As far as the working fluid, in space applications water is less attractive than gas because of it relatively higher density. Also, you can get better conversion efficiencies with a gas cycle (40%) than with a water cycle (33 to 35%). Finally, I provided calculations for a plutonium fueled fast reactor. Traditionally, this type of reactor has used gas as the working fluid.
As a side note, I reviewed my text books and they report a power density for a gas cooled fast reactor of 90 kW/kg as opposed to the 16.5 kW/kg that I calculated, so maybe there’s something off in my calculation.
TREMOLO. 

SparWeb (Aerospace) (OP) 
10 Nov 04 10:34 
Are they accounting for the cooling and power generation system when they quote 90 kW/kg, or are they also referring only to the core?
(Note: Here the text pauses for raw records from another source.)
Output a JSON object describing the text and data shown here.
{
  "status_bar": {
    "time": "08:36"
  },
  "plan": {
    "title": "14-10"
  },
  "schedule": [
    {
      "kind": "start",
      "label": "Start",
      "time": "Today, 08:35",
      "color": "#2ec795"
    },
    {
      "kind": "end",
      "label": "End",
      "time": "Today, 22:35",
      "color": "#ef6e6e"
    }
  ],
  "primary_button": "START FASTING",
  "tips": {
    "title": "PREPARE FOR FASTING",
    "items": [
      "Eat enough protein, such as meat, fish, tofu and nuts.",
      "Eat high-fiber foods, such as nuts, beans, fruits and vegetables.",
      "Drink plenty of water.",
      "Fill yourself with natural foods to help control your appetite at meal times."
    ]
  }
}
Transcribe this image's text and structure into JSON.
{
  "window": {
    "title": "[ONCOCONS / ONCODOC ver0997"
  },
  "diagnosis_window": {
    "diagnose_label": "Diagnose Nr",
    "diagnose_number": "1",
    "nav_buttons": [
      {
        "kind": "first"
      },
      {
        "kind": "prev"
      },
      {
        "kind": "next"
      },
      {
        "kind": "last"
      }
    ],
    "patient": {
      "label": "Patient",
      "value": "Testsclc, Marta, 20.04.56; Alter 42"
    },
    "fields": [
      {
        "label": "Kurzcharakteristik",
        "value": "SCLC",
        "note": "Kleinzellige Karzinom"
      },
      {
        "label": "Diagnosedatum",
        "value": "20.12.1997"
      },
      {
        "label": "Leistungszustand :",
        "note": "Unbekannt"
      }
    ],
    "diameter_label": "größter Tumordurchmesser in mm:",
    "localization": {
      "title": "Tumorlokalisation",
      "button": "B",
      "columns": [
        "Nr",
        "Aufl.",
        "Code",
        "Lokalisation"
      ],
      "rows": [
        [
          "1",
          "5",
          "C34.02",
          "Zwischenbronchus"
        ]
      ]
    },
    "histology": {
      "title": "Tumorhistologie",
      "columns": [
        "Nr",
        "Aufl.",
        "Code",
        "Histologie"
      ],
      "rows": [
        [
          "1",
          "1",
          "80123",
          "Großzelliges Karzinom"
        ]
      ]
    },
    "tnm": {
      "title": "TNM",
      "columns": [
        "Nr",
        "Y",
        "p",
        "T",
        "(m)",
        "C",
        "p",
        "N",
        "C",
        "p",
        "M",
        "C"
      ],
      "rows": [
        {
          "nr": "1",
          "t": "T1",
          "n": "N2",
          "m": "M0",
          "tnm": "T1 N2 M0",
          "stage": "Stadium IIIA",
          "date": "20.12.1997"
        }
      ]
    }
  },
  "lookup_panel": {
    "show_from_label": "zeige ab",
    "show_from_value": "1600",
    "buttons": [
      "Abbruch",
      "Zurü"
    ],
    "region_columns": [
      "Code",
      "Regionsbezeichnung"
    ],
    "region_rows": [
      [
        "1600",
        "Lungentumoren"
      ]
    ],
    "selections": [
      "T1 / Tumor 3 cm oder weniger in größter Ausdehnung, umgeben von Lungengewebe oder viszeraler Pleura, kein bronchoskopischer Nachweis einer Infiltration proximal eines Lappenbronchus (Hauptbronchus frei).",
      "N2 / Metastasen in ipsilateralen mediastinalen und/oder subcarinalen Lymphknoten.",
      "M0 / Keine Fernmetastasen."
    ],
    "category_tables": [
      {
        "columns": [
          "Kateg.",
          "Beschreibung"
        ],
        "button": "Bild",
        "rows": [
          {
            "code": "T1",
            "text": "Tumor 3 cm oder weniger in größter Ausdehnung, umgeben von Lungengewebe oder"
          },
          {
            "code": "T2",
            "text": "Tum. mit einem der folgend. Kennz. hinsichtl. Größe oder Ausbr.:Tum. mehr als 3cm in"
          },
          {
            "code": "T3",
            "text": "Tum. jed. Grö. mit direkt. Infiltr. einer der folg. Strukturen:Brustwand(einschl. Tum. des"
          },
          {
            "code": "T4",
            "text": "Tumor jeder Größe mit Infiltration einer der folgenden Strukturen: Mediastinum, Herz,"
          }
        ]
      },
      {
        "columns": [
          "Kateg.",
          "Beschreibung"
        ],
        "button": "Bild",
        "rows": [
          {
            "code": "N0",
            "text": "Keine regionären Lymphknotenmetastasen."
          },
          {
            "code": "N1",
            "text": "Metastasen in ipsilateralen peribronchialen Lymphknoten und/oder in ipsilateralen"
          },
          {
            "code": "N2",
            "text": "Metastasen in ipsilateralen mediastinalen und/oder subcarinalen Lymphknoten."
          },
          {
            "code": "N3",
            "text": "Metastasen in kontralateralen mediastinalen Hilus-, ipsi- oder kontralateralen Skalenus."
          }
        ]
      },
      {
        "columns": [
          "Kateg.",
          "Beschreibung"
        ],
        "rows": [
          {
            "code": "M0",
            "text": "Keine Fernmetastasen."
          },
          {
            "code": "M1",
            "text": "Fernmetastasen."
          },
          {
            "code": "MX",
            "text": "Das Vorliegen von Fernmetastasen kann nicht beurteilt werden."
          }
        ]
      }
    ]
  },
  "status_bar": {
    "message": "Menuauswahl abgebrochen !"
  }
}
I am only going by the textbook that I have at hand, but steam cycles can also reach 40% efficiency, according to them (Applied Thermodynamics, Eastop & McConkey). Is the working fluid relevant to the efficiency of the cycle? Peak temperatures in any system are limited by structural materials, not fluid properties, aren't they? When mass of the whole system is a concern, there may also be room to reduce weight when liquids are being handled instead of gases. Steven Fahey, CET "Simplicate, and add more lightness"  Bill Stout 

SparWeb,
The 90 kW/kg is based on fuel weight, only.
The efficiencies are based on the thermodynamic cycle and safety margin.
TREMOLO. 

First thing allow me to say that only nuclear power can provide enough power to take us to planetary missions (like Jupiter), and back. These missions require 7 to 12 years of continues operation. Solar and chemical simply can not do it. Now to your question of powertoweight ratios for a 1 MW power plant? For a space reactor this will produce approximately 100 kWe, depending on the reactor design and the power conversion. For such a system the power to weight ratio is 55 w/kg as oppose to 22 w/kg for a solar system. Here are some numbers for a very interesting design (Heat Pipe Reactor), for 1 MWt Reactor Fuel region 157 kg Reflector 154 kg Heat pipes 117 kg Reactor control 33 kg Other support 32 kg Total Reactor mass 493 kg [Ref LOS ALAMOS SCIENTIFIC LABORATORY] Ned Xoubi Nuclear Engineer 

Ned: Your statement regarding "only nuclear" seems a bit arbitrary. How about a (obviously huge) solar sailcraft powered by a (also huge) pair of reflectors which orbit as close to the sun (or other star) as possible and concentrate a beam onto the travelling craft? Course I agree, you'd probably want to use a reactor to send the orbiting reflectors required for the deceleration half and for the return journey across to the target star first. Otherwise... Pechez les vaches.